Essas autoridades, de acordo com o relatório, poderiam também julgar ou mediar disputas baseadas em regras incluídas em códigos voluntários de boas práticas, caso os mecanismos de resolução primária estabelecidos por tais instrumentos não resolvam a disputa, reforçando, acrescenta, a capacidade de sancionar a má conduta – de forma proporcional à gravidade da conduta e compensando os prejuízos gerados – fator fundamental para dissuadir comportamentos não conformes.

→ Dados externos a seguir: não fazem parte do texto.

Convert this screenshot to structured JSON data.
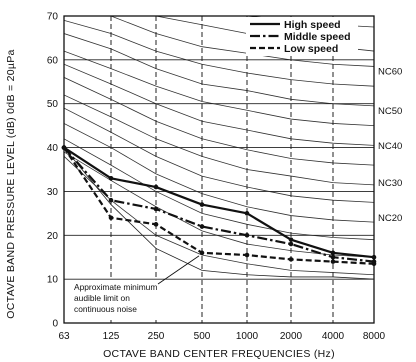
{
  "chart_data": {
    "type": "line",
    "ylabel": "OCTAVE  BAND  PRESSURE  LEVEL (dB) 0dB = 20µPa",
    "xlabel": "OCTAVE  BAND  CENTER  FREQUENCIES (Hz)",
    "x_categories": [
      "63",
      "125",
      "250",
      "500",
      "1000",
      "2000",
      "4000",
      "8000"
    ],
    "y_ticks": [
      0,
      10,
      20,
      30,
      40,
      50,
      60,
      70
    ],
    "ylim": [
      0,
      70
    ],
    "grid": true,
    "legend_position": "top-right",
    "series": [
      {
        "name": "High speed",
        "style": "solid",
        "values": [
          40,
          33,
          31,
          27,
          25,
          19,
          16,
          15
        ]
      },
      {
        "name": "Middle speed",
        "style": "dash-dot",
        "values": [
          40,
          28,
          26,
          22,
          20,
          18,
          15,
          14
        ]
      },
      {
        "name": "Low speed",
        "style": "dashed",
        "values": [
          40,
          24,
          22.5,
          16,
          15.5,
          14.5,
          14,
          13.5
        ]
      }
    ],
    "nc_labels": [
      {
        "label": "NC60",
        "value": 57.5
      },
      {
        "label": "NC50",
        "value": 48.5
      },
      {
        "label": "NC40",
        "value": 40.5
      },
      {
        "label": "NC30",
        "value": 32
      },
      {
        "label": "NC20",
        "value": 24
      }
    ],
    "nc_curves": [
      [
        79,
        78,
        74,
        71.5,
        70,
        69,
        68,
        67.5
      ],
      [
        76,
        74,
        70,
        68,
        66,
        64,
        63,
        62
      ],
      [
        72.5,
        70,
        66,
        63,
        61.5,
        60,
        59,
        58.5
      ],
      [
        69,
        66,
        62,
        59,
        57,
        55.5,
        54.5,
        54
      ],
      [
        66,
        62.5,
        58,
        54.5,
        53,
        51,
        50,
        49.5
      ],
      [
        62,
        58,
        54,
        50.5,
        48.5,
        46.5,
        45.5,
        45
      ],
      [
        59,
        54.5,
        50,
        46,
        44,
        42,
        41,
        40.5
      ],
      [
        56,
        51,
        46,
        42,
        39.5,
        37.5,
        36.5,
        36
      ],
      [
        52,
        47,
        42,
        38,
        35,
        33.5,
        32,
        31.5
      ],
      [
        49,
        43.5,
        38,
        33.5,
        31,
        29,
        28,
        27.5
      ],
      [
        45.5,
        40,
        34,
        29.5,
        26.5,
        24.5,
        23.5,
        23
      ],
      [
        42,
        36,
        30,
        25,
        22.5,
        20.5,
        19.5,
        19
      ],
      [
        39,
        32.5,
        26.5,
        21,
        18,
        16.5,
        15.5,
        15
      ],
      [
        38,
        28,
        20,
        15.5,
        13.5,
        12,
        11.5,
        11
      ]
    ],
    "audible_limit_curve": [
      40,
      27,
      17,
      12,
      11,
      10.5,
      10.5,
      10
    ],
    "annotation": {
      "lines": [
        "Approximate minimum",
        "audible limit on",
        "continuous noise"
      ],
      "points_to": {
        "x": "500",
        "y": 16
      }
    }
  }
}
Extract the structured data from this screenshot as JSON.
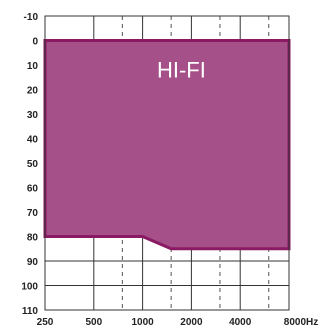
{
  "chart_data": {
    "type": "area",
    "title": "",
    "xlabel": "",
    "ylabel": "",
    "x_categories": [
      "250",
      "500",
      "1000",
      "2000",
      "4000",
      "8000Hz"
    ],
    "x_half_octaves": [
      750,
      1500,
      3000,
      6000
    ],
    "y_ticks": [
      -10,
      0,
      10,
      20,
      30,
      40,
      50,
      60,
      70,
      80,
      90,
      100,
      110
    ],
    "ylim": [
      -10,
      110
    ],
    "y_inverted": true,
    "grid": true,
    "band": {
      "label": "HI-FI",
      "top": 0,
      "bottom": [
        {
          "x": 250,
          "y": 80
        },
        {
          "x": 1000,
          "y": 80
        },
        {
          "x": 1500,
          "y": 85
        },
        {
          "x": 8000,
          "y": 85
        }
      ],
      "fill_color": "#a6508a",
      "edge_color": "#8a1a63"
    }
  }
}
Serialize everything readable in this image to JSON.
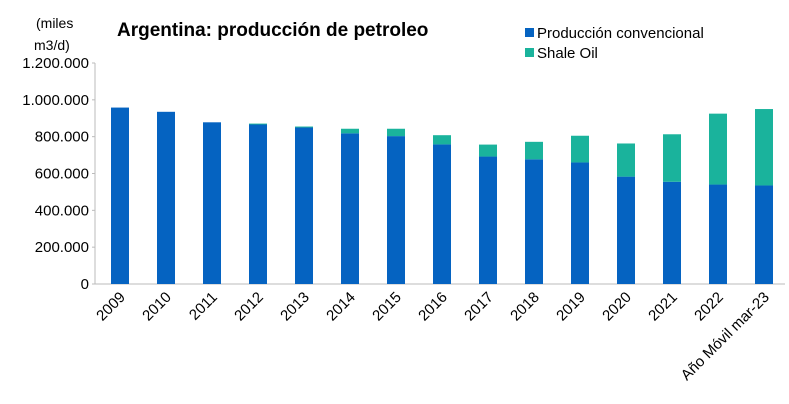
{
  "chart_data": {
    "type": "bar",
    "stacked": true,
    "title": "Argentina: producción de petroleo",
    "y_label_lines": [
      "(miles",
      "m3/d)"
    ],
    "categories": [
      "2009",
      "2010",
      "2011",
      "2012",
      "2013",
      "2014",
      "2015",
      "2016",
      "2017",
      "2018",
      "2019",
      "2020",
      "2021",
      "2022",
      "Año Móvil mar-23"
    ],
    "series": [
      {
        "name": "Producción convencional",
        "color": "#0563c1",
        "values": [
          958000,
          935000,
          878000,
          866000,
          850000,
          818000,
          803000,
          758000,
          692000,
          677000,
          660000,
          583000,
          555000,
          540000,
          535000
        ]
      },
      {
        "name": "Shale Oil",
        "color": "#1ab39c",
        "values": [
          0,
          0,
          0,
          5000,
          5000,
          25000,
          40000,
          50000,
          65000,
          95000,
          145000,
          180000,
          258000,
          385000,
          415000
        ]
      }
    ],
    "ylim": [
      0,
      1200000
    ],
    "yticks": [
      0,
      {
        "value": 200000,
        "label": "200.000"
      },
      {
        "value": 400000,
        "label": "400.000"
      },
      {
        "value": 600000,
        "label": "600.000"
      },
      {
        "value": 800000,
        "label": "800.000"
      },
      {
        "value": 1000000,
        "label": "1.000.000"
      },
      {
        "value": 1200000,
        "label": "1.200.000"
      }
    ],
    "grid": false,
    "legend": "top-right"
  }
}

Assim e em resumo, em matéria de Práticas Comerciais Desleais, os autores do relatório aconselham a Comissão Europeia a propor a introdução de uma legislação-quadro da UE e de uma base de referência harmonizada de PCD proibidas (e não abrangidas pela autonomia contratual das partes) nos Estados-Membros, a qual deveria, como mínimo, incluir (i) prazos de pagamento superiores a 30 dias; (ii) alterações unilaterais e retroativas de contratos (relativamente a volumes, normas de qualidade, preços); (iii) contribuição para custos promocionais ou de marketing; (iv) exigências sobre produtos desperdiçados ou não vendidos; (v) cancelamentos de última hora de encomendas relativas a produtos perecíveis e (vi) pedidos de pagamentos antecipados para garantir ou manter contratos

A aplicação desta legislação-quadro, acrescentam os autores, deverá permitir ultrapassar o referido ‘fator medo’, pelo que as vítimas de PCD devem ter a possibilidade de apresentar denúncias anónimas e entidades coletivas poder apresentar queixas conjuntas, enquanto os organismos de execução devem ter a capacidade de realizar investigações por iniciativa própria. Esses organismos devem ter a possibilidade de aplicar sanções por incumprimento e atuar de forma dissuasiva.

Quando estamos a semanas de cumprir três anos da publicação do diploma das Práticas Individuais Restritivas do Comércio (PIRC – Dl 166/2013), percebe-se que Portugal adotou, bem e em devido tempo, legislação nacional para combater o fenómeno das Práticas Comerciais Desleais, mas se por um lado é importante reforçar a sua aplicação, dotando as autoridades responsáveis de mais meios técnicos e humanos, por outro, não deixa de ser relevante perceber que Bruxelas, apesar das diferenças de situação entre Estados-Membros, está cada vez mais próxima da criação de legislação-quadro nesta matéria.

Este tema deixou de ser uma preocupação que, aparentemente, apenas afeta alguns operadores económicos em alguns países (especialmente no Sul da Europa) para se tornar numa preocupação generalizada para um cada vez mais alargado conjunto de Governos na UE e, mais ainda, para os operadores económicos desses mesmos países.

E constata-se que, tal como os autores do relatório referem, estas legislações não são uma panaceia, sendo que, não obstante o reforço dos meios de combate às Práticas Comerciais Desleais e de, pelo menos no caso português, um quadro contraordenacional muito mais dissuasor, essas Práticas, apesar de em menor número e realizadas por um conjunto mais limitado de operadores, continuam a ocorrer com demasiada frequência, com demasiados custos, com demasiada penalização para a cadeia de abastecimento, com demasiada impunidade, com demasiado impacto na previsibilidade das relações comerciais entre as partes e, acima de tudo, com demasiada desatenção de quem tem obrigação de cuidar da regulação do mercado.